General notes on this chapter[edit]

French text[edit]

Enjolras était allé faire une reconnaissance. Il était sorti par la ruelle Mondétour en serpentant le long des maisons.

Les insurgés, disons-le, étaient pleins d'espoir. La façon dont ils avaient repoussé l'attaque de la nuit leur faisait presque dédaigner d'avance l'attaque du point du jour. Ils l'attendaient et en souriaient. Ils ne doutaient pas plus de leur succès que de leur cause. D'ailleurs un secours allait évidemment leur venir. Ils y comptaient. Avec cette facilité de prophétie triomphante qui est une des forces du Français combattant, ils divisaient en trois phases certaines la journée qui allait s'ouvrir: à six heures du matin, un régiment, «qu'on avait travaillé», tournerait; à midi, l'insurrection de tout Paris; au coucher du soleil, la révolution.

On entendait le tocsin de Saint-Merry qui ne s'était pas tu une minute depuis la veille; preuve que l'autre barricade, la grande, celle de Jeanne, tenait toujours.

Toutes ces espérances s'échangeaient d'un groupe à l'autre dans une sorte de chuchotement gai et redoutable qui ressemblait au bourdonnement de guerre d'une ruche d'abeilles.

Enjolras reparut. Il revenait de sa sombre promenade d'aigle dans l'obscurité extérieure. Il écouta un instant toute cette joie les bras croisés, une main sur sa bouche. Puis, frais et rose dans la blancheur grandissante du matin, il dit:

—Toute l'armée de Paris donne. Un tiers de cette armée pèse sur la barricade où vous êtes. De plus la garde nationale. J'ai distingué les shakos du cinquième de ligne et les guidons de la sixième légion. Vous serez attaqués dans une heure. Quant au peuple, il a bouillonné hier, mais ce matin il ne bouge pas. Rien à attendre, rien à espérer. Pas plus un faubourg qu'un régiment. Vous êtes abandonnés.

Ces paroles tombèrent sur le bourdonnement des groupes, et y firent l'effet que fait sur un essaim la première goutte de l'orage. Tous restèrent muets. Il y eut un moment d'inexprimable angoisse où l'on eût entendu voler la mort.

Ce moment fut court.

Une voix, du fond le plus obscur des groupes, cria à Enjolras:

—Soit. Élevons la barricade à vingt pieds de haut, et restons-y tous. Citoyens, faisons la protection des cadavres. Montrons que, si le peuple abandonne les républicains, les républicains n'abandonnent pas le peuple.

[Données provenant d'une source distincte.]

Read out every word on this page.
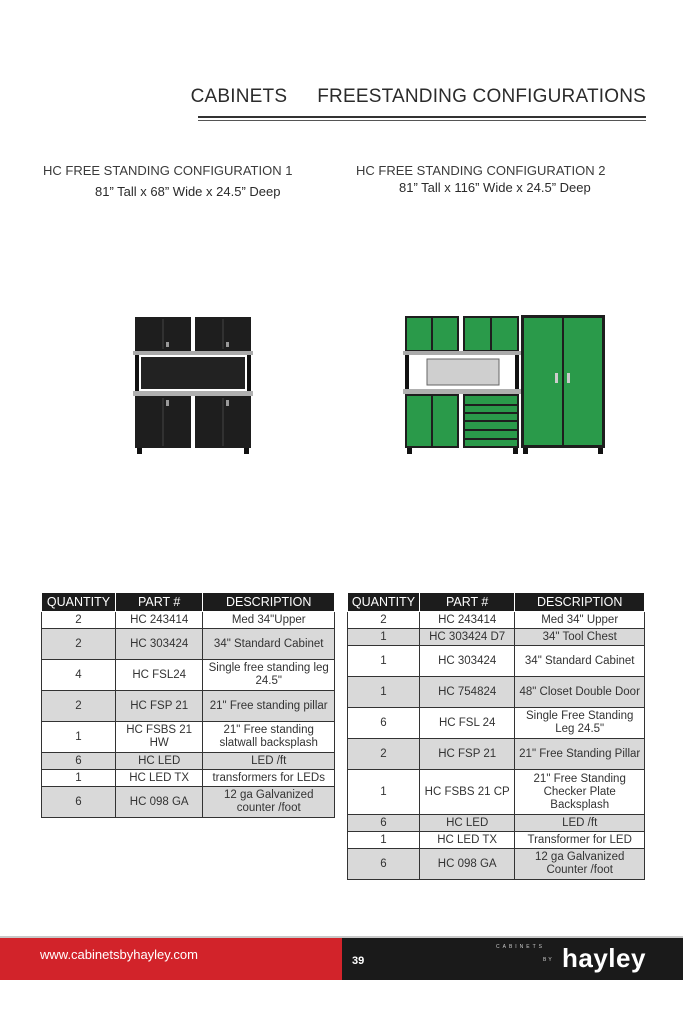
CABINETS FREESTANDING CONFIGURATIONS
HC FREE STANDING CONFIGURATION 1
81” Tall x 68” Wide x 24.5” Deep
HC FREE STANDING CONFIGURATION 2
81” Tall x 116” Wide x 24.5” Deep
QUANTITY	PART #	DESCRIPTION
2	HC 243414	Med 34"Upper
2	HC 303424	34" Standard Cabinet
4	HC FSL24	Single free standing leg 24.5"
2	HC FSP 21	21" Free standing pillar
1	HC FSBS 21 HW	21" Free standing slatwall backsplash
6	HC LED	LED /ft
1	HC LED TX	transformers for LEDs
6	HC 098 GA	12 ga Galvanized counter /foot
QUANTITY	PART #	DESCRIPTION
2	HC 243414	Med 34" Upper
1	HC 303424 D7	34" Tool Chest
1	HC 303424	34" Standard Cabinet
1	HC 754824	48" Closet Double Door
6	HC FSL 24	Single Free Standing Leg 24.5"
2	HC FSP 21	21" Free Standing Pillar
1	HC FSBS 21 CP	21" Free Standing Checker Plate Backsplash
6	HC LED	LED /ft
1	HC LED TX	Transformer for LED
6	HC 098 GA	12 ga Galvanized Counter /foot
www.cabinetsbyhayley.com	39
CABINETS
BY hayley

Cette parole dégageait du pénible nuage des anxiétés individuelles la pensée de tous. Une acclamation enthousiaste l'accueillit.

On n'a jamais su le nom de l'homme qui avait parlé ainsi; c'était quelque porte-blouse ignoré, un inconnu, un oublié, un passant héros, ce grand anonyme toujours mêlé aux crises humaines et aux genèses sociales qui, à un instant donné, dit d'une façon suprême le mot décisif, et qui s'évanouit dans les ténèbres après avoir représenté une minute, dans la lumière d'un éclair, le peuple et Dieu.

Cette résolution inexorable était tellement dans l'air du 6 juin 1832 que, presque à la même heure, dans la barricade de Saint-Merry, les insurgés poussaient cette clameur demeurée historique et consignée au procès: Qu'on vienne à notre secours ou qu'on n'y vienne pas, qu'importe! Faisons-nous tuer ici jusqu'au dernier.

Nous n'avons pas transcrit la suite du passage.